Another important fact is noticeable when plotting the features for a stock by day. Most features look like this:

Log(x2) on the train set, by day, for stock #467, the stock with the highest average weight. Missing values are interpolated.

They seem to be temporally uncorrelated. However, you get the following graph for log(x4):

Log(x4) on the train set, by day, for stock #467, the stock with the highest average weight. Missing values are interpolated.

log(x4) seems integrated, with strong temporal correlations for short time intervals. This will be important during feature engineering when we will have to fill missing values in moving averages. The weight and response did not show signs of temporal correlation (visually speaking; I did not properly test this).

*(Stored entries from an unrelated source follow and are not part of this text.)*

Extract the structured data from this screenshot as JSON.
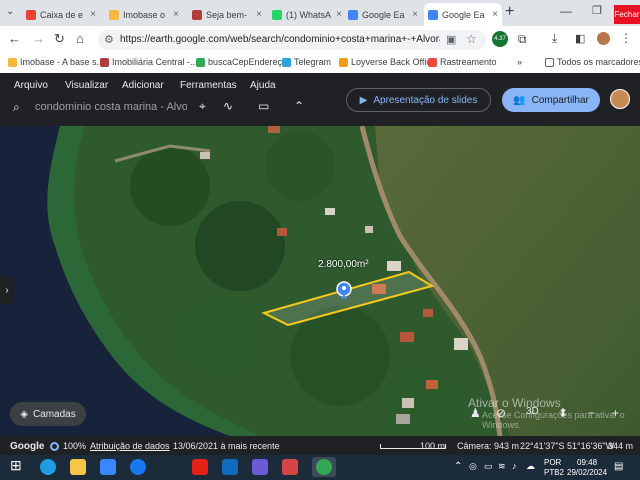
{
  "tabs": [
    {
      "label": "Caixa de e",
      "favicon_color": "#ea4335"
    },
    {
      "label": "Imobase o",
      "favicon_color": "#f6b93b"
    },
    {
      "label": "Seja bem-",
      "favicon_color": "#b23b3b"
    },
    {
      "label": "(1) WhatsA",
      "favicon_color": "#25d366"
    },
    {
      "label": "Google Ea",
      "favicon_color": "#4285f4"
    },
    {
      "label": "Google Ea",
      "favicon_color": "#4285f4",
      "active": true
    }
  ],
  "window": {
    "close_label": "Fechar"
  },
  "toolbar": {
    "url": "https://earth.google.com/web/search/condominio+costa+marina+-+Alvorada+-+d...",
    "extension_badge": "4.37"
  },
  "bookmarks": [
    {
      "label": "Imobase - A base s...",
      "color": "#f6b93b"
    },
    {
      "label": "Imobiliária Central -...",
      "color": "#b23b3b"
    },
    {
      "label": "buscaCepEndereço",
      "color": "#34a853"
    },
    {
      "label": "Telegram",
      "color": "#2aa3df"
    },
    {
      "label": "Loyverse Back Office",
      "color": "#f39c12"
    },
    {
      "label": "Rastreamento",
      "color": "#e84c3d"
    }
  ],
  "bookmarks_more": "»",
  "bookmarks_all": "Todos os marcadores",
  "earth": {
    "menus": [
      "Arquivo",
      "Visualizar",
      "Adicionar",
      "Ferramentas",
      "Ajuda"
    ],
    "search_value": "condominio costa marina - Alvora",
    "slides_label": "Apresentação de slides",
    "share_label": "Compartilhar",
    "measure_label": "2.800,00m²",
    "layers_label": "Camadas",
    "watermark_title": "Ativar o Windows",
    "watermark_sub": "Acesse Configurações para ativar o Windows."
  },
  "status": {
    "brand": "Google",
    "quality": "100%",
    "attribution": "Atribuição de dados",
    "date": "13/06/2021 à mais recente",
    "scale": "100 m",
    "camera": "Câmera: 943 m",
    "coords": "22°41'37\"S 51°16'36\"W",
    "elevation": "344 m"
  },
  "taskbar": {
    "lang_top": "POR",
    "lang_bottom": "PTB2",
    "time": "09:48",
    "date": "29/02/2024"
  }
}
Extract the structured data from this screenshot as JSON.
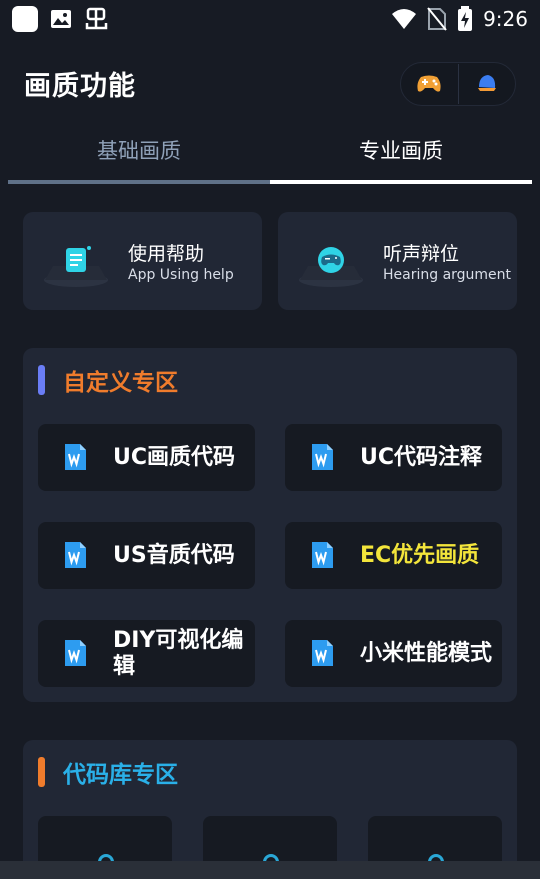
{
  "status_bar": {
    "time": "9:26",
    "left_icons": [
      "app-square-icon",
      "image-icon",
      "bug-icon"
    ],
    "right_icons": [
      "wifi-icon",
      "no-sim-icon",
      "battery-charging-icon"
    ]
  },
  "header": {
    "title": "画质功能",
    "capsule_icons": [
      "gamepad-icon",
      "bell-icon"
    ]
  },
  "tabs": [
    {
      "label": "基础画质",
      "active": false
    },
    {
      "label": "专业画质",
      "active": true
    }
  ],
  "help_cards": [
    {
      "title": "使用帮助",
      "subtitle": "App Using help",
      "icon": "document-icon"
    },
    {
      "title": "听声辩位",
      "subtitle": "Hearing argument",
      "icon": "gamepad-icon"
    }
  ],
  "custom_section": {
    "title": "自定义专区",
    "title_color": "#f07c2c",
    "bar_color": "#6a7df5",
    "items": [
      {
        "label": "UC画质代码",
        "color": "#ffffff"
      },
      {
        "label": "UC代码注释",
        "color": "#ffffff"
      },
      {
        "label": "US音质代码",
        "color": "#ffffff"
      },
      {
        "label": "EC优先画质",
        "color": "#f3e53b"
      },
      {
        "label": "DIY可视化编辑",
        "color": "#ffffff"
      },
      {
        "label": "小米性能模式",
        "color": "#ffffff"
      }
    ]
  },
  "library_section": {
    "title": "代码库专区",
    "title_color": "#2ab0e8",
    "bar_color": "#f07c2c"
  }
}
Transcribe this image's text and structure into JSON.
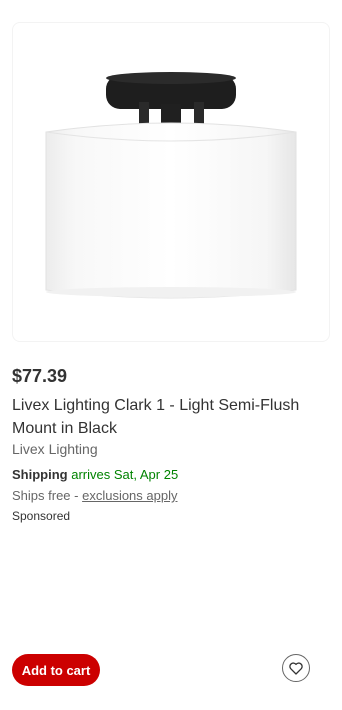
{
  "product": {
    "price": "$77.39",
    "title": "Livex Lighting Clark 1 - Light Semi-Flush Mount in Black",
    "brand": "Livex Lighting",
    "image_icon": "ceiling-light-product-image"
  },
  "shipping": {
    "label": "Shipping",
    "arrives": "arrives Sat, Apr 25",
    "ships_free": "Ships free - ",
    "exclusions_link": "exclusions apply"
  },
  "sponsored": "Sponsored",
  "actions": {
    "add_to_cart": "Add to cart",
    "favorite_icon": "heart-icon"
  },
  "colors": {
    "primary_button": "#cc0000",
    "arrival_text": "#008300"
  }
}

Another surprise appears when boxplotting the (log) features in the train and test set:

log(x0), log(x5) and log(x3A…E) display some extreme values. There are various ways of dealing with such extreme value. I added binary features taking value 1 if the feature was below -40 and 0 else. This is absolutely necessary if we plan to perform linear regression, for instance. As we will be using trees, which are not so sensitive to such extreme values, this is not so crucial, and indeed, these extra features did not prove to be very predictive. One could have alternatively considered them as measure error and set them to the sample median. I didn’t have time to compare these strategies. It should also be emphasized that the number of outliers is rather low, so the way of dealing with them should not have a big influence on the result — provided one use outlier-resilient methods such as trees.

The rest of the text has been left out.